Perbedaan sejatinya sudah Allah tetapkan, hal itu adalah kehendak Allah. Tujuannya tak lain adalah sebagai rahmat, bukan untuk memecah belah. Sebagaimana firman-Nya “Dan jika Allah menghendaki niscaya Dia menjadikan kamu satu umat (saja), tetapi Dia menyesatkan siapa yang Dia kehendaki dan memberi petunjuk kepada siapa yang Dia kehendaki.” QS. An-Nahl ayat 93.

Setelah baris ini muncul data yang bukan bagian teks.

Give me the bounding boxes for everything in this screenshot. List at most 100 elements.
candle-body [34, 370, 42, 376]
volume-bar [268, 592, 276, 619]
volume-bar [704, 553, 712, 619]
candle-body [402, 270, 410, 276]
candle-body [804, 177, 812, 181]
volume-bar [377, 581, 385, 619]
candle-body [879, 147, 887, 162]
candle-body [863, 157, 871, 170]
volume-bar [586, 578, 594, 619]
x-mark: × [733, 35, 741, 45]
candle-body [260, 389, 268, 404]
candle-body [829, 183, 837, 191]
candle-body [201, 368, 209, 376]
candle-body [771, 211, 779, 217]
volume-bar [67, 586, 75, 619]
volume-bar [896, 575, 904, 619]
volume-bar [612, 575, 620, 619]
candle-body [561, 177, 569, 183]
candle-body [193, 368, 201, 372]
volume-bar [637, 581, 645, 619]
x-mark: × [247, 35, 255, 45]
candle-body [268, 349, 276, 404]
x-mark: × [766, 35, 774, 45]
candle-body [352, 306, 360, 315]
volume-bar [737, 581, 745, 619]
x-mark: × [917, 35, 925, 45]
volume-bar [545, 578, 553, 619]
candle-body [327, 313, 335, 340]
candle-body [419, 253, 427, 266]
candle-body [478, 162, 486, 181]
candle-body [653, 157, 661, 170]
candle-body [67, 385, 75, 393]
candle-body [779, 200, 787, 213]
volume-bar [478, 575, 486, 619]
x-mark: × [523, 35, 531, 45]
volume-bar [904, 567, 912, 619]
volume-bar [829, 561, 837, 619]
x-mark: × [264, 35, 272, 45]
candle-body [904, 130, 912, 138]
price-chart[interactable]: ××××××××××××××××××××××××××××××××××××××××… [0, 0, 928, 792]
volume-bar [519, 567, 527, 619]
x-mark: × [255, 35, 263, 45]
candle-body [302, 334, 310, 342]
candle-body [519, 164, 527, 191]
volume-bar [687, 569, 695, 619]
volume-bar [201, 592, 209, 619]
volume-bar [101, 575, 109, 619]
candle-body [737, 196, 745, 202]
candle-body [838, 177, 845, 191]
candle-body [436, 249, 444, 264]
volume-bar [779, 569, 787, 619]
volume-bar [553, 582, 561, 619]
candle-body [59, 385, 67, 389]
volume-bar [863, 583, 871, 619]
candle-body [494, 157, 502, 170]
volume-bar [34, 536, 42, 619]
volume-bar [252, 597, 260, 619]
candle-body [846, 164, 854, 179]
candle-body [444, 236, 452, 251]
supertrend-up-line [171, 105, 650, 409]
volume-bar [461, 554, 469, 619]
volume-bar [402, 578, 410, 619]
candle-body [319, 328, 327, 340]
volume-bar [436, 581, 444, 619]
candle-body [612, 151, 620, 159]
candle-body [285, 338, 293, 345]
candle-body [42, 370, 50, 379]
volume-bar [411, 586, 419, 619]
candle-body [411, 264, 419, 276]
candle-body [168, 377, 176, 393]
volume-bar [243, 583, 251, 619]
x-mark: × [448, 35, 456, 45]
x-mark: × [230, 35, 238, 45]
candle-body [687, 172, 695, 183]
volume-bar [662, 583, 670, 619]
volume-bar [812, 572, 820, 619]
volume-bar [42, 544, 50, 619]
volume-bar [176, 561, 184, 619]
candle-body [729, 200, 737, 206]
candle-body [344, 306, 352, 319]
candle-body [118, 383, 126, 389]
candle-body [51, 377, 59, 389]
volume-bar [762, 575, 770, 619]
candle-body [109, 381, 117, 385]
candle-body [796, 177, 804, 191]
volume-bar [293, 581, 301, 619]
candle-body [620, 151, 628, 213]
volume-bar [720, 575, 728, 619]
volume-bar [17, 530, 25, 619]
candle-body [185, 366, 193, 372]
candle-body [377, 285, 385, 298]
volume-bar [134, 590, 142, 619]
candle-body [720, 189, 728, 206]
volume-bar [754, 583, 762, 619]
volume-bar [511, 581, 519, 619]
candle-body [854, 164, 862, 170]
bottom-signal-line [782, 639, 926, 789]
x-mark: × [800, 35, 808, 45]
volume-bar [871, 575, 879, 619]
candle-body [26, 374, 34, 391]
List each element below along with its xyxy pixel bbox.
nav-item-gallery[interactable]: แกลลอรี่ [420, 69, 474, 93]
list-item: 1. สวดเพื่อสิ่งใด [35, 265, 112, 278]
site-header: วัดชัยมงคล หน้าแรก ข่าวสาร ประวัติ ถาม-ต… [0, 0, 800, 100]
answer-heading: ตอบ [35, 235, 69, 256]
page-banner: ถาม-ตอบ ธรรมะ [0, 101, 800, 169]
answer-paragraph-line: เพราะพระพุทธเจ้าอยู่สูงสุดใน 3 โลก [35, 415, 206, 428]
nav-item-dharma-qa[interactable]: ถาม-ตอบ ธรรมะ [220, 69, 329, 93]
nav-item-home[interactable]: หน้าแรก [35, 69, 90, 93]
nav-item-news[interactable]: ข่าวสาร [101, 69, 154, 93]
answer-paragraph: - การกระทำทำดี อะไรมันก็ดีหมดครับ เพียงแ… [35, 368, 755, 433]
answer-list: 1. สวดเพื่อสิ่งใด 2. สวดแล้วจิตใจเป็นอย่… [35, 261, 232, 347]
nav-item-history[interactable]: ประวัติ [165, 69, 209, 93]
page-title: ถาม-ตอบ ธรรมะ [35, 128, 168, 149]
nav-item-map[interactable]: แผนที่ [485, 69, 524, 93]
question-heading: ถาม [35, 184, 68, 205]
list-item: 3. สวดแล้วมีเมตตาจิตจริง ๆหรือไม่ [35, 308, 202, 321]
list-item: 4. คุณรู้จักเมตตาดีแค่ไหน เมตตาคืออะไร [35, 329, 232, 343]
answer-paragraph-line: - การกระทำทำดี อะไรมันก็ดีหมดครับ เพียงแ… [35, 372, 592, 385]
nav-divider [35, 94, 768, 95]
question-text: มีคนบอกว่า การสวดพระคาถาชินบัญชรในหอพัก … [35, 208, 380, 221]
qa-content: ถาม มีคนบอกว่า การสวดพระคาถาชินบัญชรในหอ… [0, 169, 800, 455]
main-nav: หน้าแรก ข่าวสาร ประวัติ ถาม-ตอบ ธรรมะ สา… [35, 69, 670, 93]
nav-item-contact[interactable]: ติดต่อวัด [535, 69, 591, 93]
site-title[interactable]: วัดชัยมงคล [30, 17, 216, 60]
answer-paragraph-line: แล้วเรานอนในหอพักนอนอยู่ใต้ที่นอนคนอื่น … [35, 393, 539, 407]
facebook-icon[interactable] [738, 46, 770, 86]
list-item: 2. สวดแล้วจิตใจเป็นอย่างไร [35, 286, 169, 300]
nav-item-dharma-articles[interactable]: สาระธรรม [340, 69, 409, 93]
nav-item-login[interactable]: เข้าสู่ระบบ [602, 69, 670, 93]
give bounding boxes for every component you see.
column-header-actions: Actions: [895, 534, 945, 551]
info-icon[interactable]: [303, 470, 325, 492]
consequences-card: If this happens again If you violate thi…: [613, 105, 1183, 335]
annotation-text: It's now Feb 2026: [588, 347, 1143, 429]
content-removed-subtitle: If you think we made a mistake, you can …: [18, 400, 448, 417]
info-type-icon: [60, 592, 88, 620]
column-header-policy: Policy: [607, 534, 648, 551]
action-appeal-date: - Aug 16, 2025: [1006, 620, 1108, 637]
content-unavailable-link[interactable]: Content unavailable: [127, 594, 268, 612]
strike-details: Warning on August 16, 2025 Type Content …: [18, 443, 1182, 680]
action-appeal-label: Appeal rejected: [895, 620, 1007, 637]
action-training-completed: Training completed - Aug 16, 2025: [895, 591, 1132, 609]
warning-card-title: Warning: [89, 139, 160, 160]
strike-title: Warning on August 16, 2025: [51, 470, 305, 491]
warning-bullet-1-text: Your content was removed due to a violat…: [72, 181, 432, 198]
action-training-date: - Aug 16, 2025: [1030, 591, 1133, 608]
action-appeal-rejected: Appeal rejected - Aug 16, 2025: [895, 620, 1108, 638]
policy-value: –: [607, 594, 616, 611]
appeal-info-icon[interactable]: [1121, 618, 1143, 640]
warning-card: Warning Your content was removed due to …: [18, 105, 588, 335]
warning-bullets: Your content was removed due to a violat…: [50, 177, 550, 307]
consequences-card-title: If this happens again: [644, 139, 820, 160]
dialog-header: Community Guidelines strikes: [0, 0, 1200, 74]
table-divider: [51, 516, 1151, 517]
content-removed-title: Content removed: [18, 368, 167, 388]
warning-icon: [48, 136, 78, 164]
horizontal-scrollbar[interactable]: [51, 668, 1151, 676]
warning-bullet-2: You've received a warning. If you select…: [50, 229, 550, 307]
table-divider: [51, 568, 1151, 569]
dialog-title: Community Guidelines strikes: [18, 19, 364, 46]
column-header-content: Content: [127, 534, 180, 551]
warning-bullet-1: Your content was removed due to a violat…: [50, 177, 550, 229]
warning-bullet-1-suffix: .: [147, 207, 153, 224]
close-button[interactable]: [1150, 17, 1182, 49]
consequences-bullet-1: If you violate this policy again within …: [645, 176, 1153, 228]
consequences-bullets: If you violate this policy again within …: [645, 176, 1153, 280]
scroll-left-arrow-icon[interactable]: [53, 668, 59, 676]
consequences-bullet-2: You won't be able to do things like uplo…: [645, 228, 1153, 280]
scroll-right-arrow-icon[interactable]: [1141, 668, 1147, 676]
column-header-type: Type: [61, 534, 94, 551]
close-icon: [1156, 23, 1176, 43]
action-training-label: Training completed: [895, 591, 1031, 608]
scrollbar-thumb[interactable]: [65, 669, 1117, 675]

Kiai Cepu menyebut, jika kita sebagai ummat muslim telah meyakini bahwa besok adalah tanggal 1 Syawwal, maka kita berlebaran. Keyakinan dalam beragama tersebut dilindungi Undang-undang Dasar Negera Republik Indonesia pasal 29 ayat 2. Bahwa negara menjamin kemerdekaan tiap-tiap penduduk untuk memeluk agamanya masing-masing, dan untuk beribadat menurut agamanya dan kepercayaannya.

Maka, jika Profesor Djamaluddin ingin mempersatukan perbedaan dengan cara memaksakan agar semua sama dalam menjalankan keyakinan beragama, artinya ia anti toleran. Selain itu, ia juga secara otomatis menolak UUD NRI pasal 29 ayat 2, tegas Kiai Cepu. Jika demikian, maka ia menilai peneliti BRIN itu tidak layak berada di Indonesia yang berdasar Pancasila dengan semboyan bhineka tunggal ika.

“Penetapan 1 Syawwal oleh NU dan Muhammadiyah sama-sama boleh dan benar. Karena berdasar ilmu yang komprehensif. Yang salah adalah mereka yang membenturkan dan memaksakan,” pungkas Wakil Ketua Lembaga Seni Budaya PP Muhammadiyah itu.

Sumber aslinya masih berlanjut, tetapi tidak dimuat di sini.